Matteo Salvini fait face à de possibles poursuites judiciaires pour avoir refusé de permettre à un navire de sauvetage de migrants d'accoster en Sicile en juillet, alors qu'il était ministre de l'Intérieur. Une commission sénatoriale votera le 20 janvier sur l'opportunité de bloquer tout procès contre Salvini, qui est également sénateur, avant un vote de l'ensemble de la chambre. Salvini s'est toujours défendu en expliquant qu'il avait appliqué la politique du gouvernement.
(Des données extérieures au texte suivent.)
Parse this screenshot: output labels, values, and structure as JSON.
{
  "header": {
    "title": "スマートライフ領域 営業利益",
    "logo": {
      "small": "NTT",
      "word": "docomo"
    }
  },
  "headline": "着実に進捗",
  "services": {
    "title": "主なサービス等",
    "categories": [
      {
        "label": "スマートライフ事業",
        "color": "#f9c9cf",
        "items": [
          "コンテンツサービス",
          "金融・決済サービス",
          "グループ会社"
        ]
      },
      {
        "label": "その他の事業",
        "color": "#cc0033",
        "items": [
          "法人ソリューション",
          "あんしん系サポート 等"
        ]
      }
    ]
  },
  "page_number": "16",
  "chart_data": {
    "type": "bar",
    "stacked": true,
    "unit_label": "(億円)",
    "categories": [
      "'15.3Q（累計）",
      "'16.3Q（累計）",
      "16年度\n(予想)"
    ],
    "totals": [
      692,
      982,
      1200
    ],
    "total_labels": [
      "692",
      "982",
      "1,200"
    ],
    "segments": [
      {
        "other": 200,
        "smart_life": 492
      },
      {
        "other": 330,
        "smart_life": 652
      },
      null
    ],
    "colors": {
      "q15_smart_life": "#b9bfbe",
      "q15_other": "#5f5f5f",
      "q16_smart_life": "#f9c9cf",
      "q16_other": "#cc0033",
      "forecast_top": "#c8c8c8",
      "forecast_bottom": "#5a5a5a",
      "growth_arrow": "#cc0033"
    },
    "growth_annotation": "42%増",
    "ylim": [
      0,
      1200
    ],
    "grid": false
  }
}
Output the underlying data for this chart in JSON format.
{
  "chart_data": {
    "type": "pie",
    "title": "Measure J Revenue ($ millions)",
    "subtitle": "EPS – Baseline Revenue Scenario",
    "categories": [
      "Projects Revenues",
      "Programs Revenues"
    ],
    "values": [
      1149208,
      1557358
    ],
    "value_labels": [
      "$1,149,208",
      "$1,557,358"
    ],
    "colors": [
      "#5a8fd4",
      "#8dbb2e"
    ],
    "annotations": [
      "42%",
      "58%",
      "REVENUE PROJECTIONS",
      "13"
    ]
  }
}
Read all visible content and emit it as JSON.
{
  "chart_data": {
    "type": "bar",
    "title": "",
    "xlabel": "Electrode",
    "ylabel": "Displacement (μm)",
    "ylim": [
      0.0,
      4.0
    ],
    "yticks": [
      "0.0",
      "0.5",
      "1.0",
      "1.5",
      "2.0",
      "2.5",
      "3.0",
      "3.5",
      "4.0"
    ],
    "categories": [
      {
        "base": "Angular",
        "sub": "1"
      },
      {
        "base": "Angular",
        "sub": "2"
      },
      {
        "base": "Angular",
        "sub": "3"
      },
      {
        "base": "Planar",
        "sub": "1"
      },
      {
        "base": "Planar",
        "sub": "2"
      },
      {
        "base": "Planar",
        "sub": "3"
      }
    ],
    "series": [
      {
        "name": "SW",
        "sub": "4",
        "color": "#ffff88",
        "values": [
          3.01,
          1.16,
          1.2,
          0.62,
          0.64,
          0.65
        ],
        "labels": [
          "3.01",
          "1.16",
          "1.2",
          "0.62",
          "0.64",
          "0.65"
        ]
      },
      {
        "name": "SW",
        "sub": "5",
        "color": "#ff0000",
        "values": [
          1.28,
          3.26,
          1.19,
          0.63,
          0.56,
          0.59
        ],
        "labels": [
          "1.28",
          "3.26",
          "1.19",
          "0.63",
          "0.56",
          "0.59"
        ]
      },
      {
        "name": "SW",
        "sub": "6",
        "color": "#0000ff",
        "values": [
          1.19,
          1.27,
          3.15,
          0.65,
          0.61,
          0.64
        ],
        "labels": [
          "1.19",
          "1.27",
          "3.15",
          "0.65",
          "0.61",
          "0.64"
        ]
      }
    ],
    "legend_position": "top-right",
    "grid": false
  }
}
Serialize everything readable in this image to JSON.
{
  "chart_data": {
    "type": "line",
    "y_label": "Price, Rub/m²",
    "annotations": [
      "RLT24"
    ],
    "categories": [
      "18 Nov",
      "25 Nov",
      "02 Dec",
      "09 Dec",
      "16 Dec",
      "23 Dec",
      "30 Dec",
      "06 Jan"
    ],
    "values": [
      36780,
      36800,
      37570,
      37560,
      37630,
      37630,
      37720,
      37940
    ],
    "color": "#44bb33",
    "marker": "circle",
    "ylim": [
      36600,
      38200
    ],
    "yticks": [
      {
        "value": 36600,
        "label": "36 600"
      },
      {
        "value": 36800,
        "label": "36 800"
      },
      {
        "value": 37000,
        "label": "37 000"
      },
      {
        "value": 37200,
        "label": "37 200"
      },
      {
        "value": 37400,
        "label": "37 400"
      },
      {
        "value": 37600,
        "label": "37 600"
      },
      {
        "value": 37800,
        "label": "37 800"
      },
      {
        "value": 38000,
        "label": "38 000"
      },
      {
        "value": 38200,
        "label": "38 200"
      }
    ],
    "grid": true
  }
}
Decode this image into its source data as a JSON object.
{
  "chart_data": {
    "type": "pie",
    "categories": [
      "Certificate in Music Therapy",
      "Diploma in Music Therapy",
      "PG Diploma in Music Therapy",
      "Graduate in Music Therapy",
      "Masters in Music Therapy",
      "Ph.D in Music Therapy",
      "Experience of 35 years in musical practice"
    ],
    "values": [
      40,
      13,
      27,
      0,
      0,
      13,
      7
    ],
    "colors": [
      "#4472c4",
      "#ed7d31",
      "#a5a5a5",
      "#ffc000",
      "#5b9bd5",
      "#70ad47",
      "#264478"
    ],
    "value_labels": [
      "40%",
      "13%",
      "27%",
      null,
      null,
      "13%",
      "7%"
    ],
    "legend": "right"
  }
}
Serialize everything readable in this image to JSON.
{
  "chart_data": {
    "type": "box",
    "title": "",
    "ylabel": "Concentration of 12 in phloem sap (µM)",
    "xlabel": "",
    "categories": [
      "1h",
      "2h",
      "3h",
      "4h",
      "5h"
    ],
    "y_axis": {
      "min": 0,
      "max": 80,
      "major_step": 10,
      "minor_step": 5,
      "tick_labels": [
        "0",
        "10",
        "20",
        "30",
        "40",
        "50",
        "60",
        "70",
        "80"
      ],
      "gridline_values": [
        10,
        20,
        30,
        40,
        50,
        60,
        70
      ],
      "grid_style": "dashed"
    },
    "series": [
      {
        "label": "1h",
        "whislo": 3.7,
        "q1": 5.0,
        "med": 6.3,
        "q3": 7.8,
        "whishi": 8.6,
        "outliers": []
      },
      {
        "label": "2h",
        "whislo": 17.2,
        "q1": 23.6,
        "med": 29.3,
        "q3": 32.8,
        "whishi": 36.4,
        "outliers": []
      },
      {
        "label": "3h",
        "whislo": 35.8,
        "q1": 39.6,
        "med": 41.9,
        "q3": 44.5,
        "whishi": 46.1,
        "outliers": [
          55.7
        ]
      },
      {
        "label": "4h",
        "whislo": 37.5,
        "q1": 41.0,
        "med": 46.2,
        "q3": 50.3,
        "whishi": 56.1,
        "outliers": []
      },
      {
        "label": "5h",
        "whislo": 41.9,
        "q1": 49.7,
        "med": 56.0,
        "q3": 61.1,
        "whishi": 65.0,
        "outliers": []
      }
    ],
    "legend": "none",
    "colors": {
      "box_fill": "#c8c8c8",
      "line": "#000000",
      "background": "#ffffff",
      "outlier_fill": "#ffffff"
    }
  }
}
Cette affaire est un autre facteur de déstabilisation pour la coalition Matteo Renzi ayant menacé de rompre les rangs et de soutenir le leader de la Ligue.

Le bastion rouge perdu

Le mois de janvier pourrait aussi être déterminant pour le gouvernement en raison des élections régionales, au goût de test national, qui auront lieu en Émilie-Romagne (nord-est) le 26 janvier prochain.

Le bloc de centre-droit de Matteo Salvini vise à prendre le contrôle de ce bastion de gauche, souvent qualifié par les Italiens d'"Émilie rouge", alors que le Mouvement Cinq Étoiles et les démocrates se battent déjà entre eux pour le récupérer.

Une victoire du bloc de Salvini le rendrait inarrêtable et donnerait des munitions aux dissidents du Parti démocrate qui veulent se retirer de la coalition estimant que leur soutien à Giuseppe Conte a un prix trop élevé.

Entreprises épineuses

Giuseppe Conte doit également négocier une série de dossiers commerciaux délicats qui mettent en évidence les contradictions entre les groupes d'establishment et d'anti-establishment dans sa coalition.

Le gouvernement pourrait aussi avoir à décider combien il est prêt à dépenser pour sauver la compagnie aérienne phare Alitalia.

Les militants du M5S veulent également que le gouvernement mette fin à la pollution d'une aciérie dans la région des Pouilles sans mettre en péril les dizaines de milliers d'emplois qu'elle soutient. Luigi Di Maio, le dirigeant du M5S, et les démocrates se grattent la tête pour savoir comment y parvenir. Mais après une série de déceptions sur la politique environnementale, la base du M5S menace de se révolter si elle n'obtient pas ce qu'elle souhaite.